Although the Government has support policies, but enterprises in the supporting industry of the automobile industry still face difficulties because they can hardly step into the supply chain that has been previously shaped by businesses. industry and experience in the industry.
In order to develop the automobile manufacturing industry, produce many cars, have good sales and competitive prices, it requires businesses to be proactive to develop supporting industries and reduce component costs. and accompanying the business will be supportive policies of the State.
In order to reduce the production cost of car fuel tank cap, the Vietnam Automobile Manufacturing Association has cooperated with an enterprise to hire foreign experts to support and minimize costs. After that, the cost of manufacturing this product fell from 3.8 USD to 2.5 USD. However, there is still a gap of more than 1 USD for this component and it is not yet localized.

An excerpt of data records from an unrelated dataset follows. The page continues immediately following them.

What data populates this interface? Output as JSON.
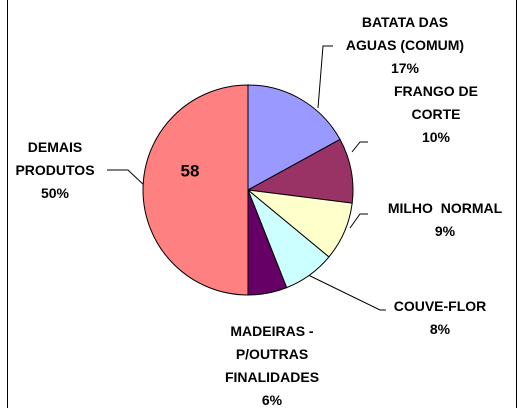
{
  "chart_data": {
    "type": "pie",
    "categories": [
      "BATATA DAS AGUAS (COMUM)",
      "FRANGO DE CORTE",
      "MILHO  NORMAL",
      "COUVE-FLOR",
      "MADEIRAS - P/OUTRAS FINALIDADES",
      "DEMAIS PRODUTOS"
    ],
    "values": [
      17,
      10,
      9,
      8,
      6,
      50
    ],
    "value_labels": [
      "17%",
      "10%",
      "9%",
      "8%",
      "6%",
      "50%"
    ],
    "colors": [
      "#9999ff",
      "#993366",
      "#ffffcc",
      "#ccffff",
      "#660066",
      "#ff8080"
    ],
    "annotation": "58"
  }
}
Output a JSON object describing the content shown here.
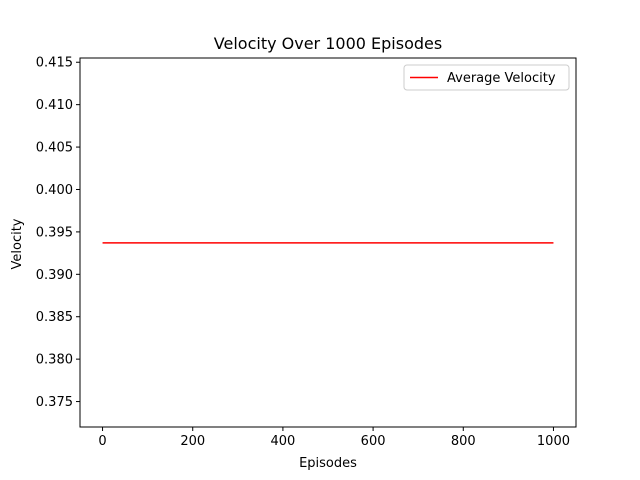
{
  "chart_data": {
    "type": "line",
    "title": "Velocity Over 1000 Episodes",
    "xlabel": "Episodes",
    "ylabel": "Velocity",
    "xlim": [
      -50,
      1050
    ],
    "ylim": [
      0.372,
      0.4155
    ],
    "xticks": [
      0,
      200,
      400,
      600,
      800,
      1000
    ],
    "xtick_labels": [
      "0",
      "200",
      "400",
      "600",
      "800",
      "1000"
    ],
    "yticks": [
      0.375,
      0.38,
      0.385,
      0.39,
      0.395,
      0.4,
      0.405,
      0.41,
      0.415
    ],
    "ytick_labels": [
      "0.375",
      "0.380",
      "0.385",
      "0.390",
      "0.395",
      "0.400",
      "0.405",
      "0.410",
      "0.415"
    ],
    "grid": false,
    "legend_position": "top-right",
    "series": [
      {
        "name": "Average Velocity",
        "color": "#ff0000",
        "x": [
          0,
          1000
        ],
        "y": [
          0.3937,
          0.3937
        ]
      }
    ]
  }
}
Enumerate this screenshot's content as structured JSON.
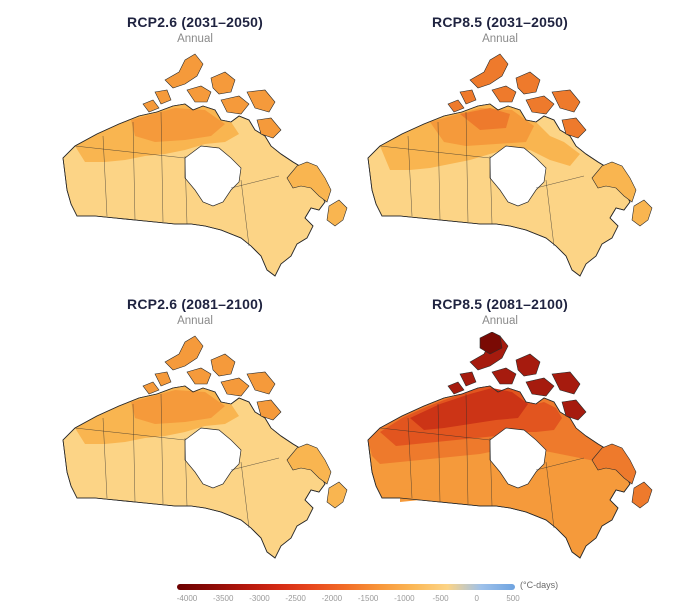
{
  "panels": [
    {
      "title": "RCP2.6 (2031–2050)",
      "subtitle": "Annual",
      "scenario": "rcp26-mid"
    },
    {
      "title": "RCP8.5 (2031–2050)",
      "subtitle": "Annual",
      "scenario": "rcp85-mid"
    },
    {
      "title": "RCP2.6 (2081–2100)",
      "subtitle": "Annual",
      "scenario": "rcp26-late"
    },
    {
      "title": "RCP8.5 (2081–2100)",
      "subtitle": "Annual",
      "scenario": "rcp85-late"
    }
  ],
  "legend": {
    "unit": "(°C-days)",
    "ticks": [
      "-4000",
      "-3500",
      "-3000",
      "-2500",
      "-2000",
      "-1500",
      "-1000",
      "-500",
      "0",
      "500"
    ],
    "colors": [
      "#6b0000",
      "#8b0a06",
      "#b3160c",
      "#d42a14",
      "#e8481e",
      "#f26d27",
      "#f8963a",
      "#fbb857",
      "#fcd486",
      "#9ec1ea",
      "#6ea3e0"
    ]
  },
  "palette": {
    "light": "#fcd486",
    "pale": "#fbc96e",
    "mid": "#f9b550",
    "orange": "#f59a3b",
    "deep": "#ee7a2c",
    "red1": "#e2551f",
    "red2": "#cc3416",
    "red3": "#a61b0e",
    "red4": "#7a0a04",
    "ocean": "#ffffff",
    "border": "#2b2b2b",
    "water": "#ffffff"
  }
}
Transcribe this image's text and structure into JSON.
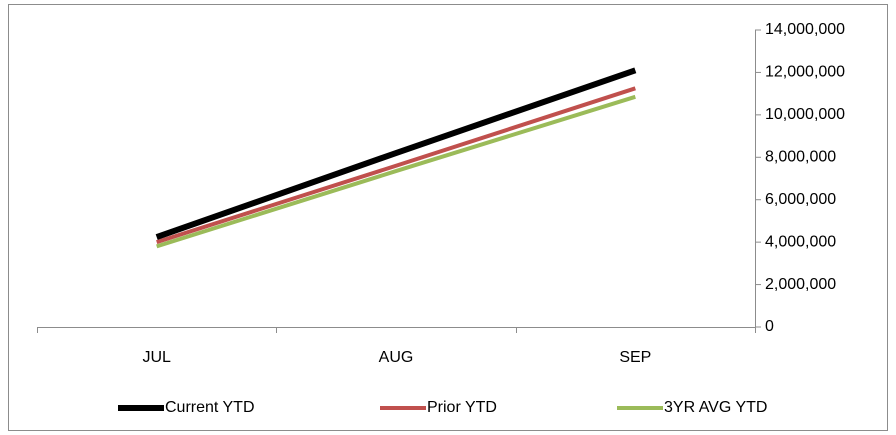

To support businesses, recently, the Government has issued Decree 57 amending and supplementing Decree 122, stipulating the application of 0% import tax rate for raw materials and components that cannot be produced domestically for the period 2020-2024.
Previously, Decree 22 on the application of the 0% import tax rate for components also helped Vietnamese automobile manufacturing and assembling enterprises to save VND 9,500 billion, because of tax refunds.
In addition to preferential import tax, many opinions suggest that in order to increase the output of cars and help the supporting industry develop, it is very necessary to reduce the special consumption tax.
For the same type of car, currently the selling price of a domestically produced one is 10-20% higher than that of an imported car. Experts forecast that, if all tax incentives are implemented, domestic car prices will decrease further and be equal to imported cars, from which competitiveness will be raised.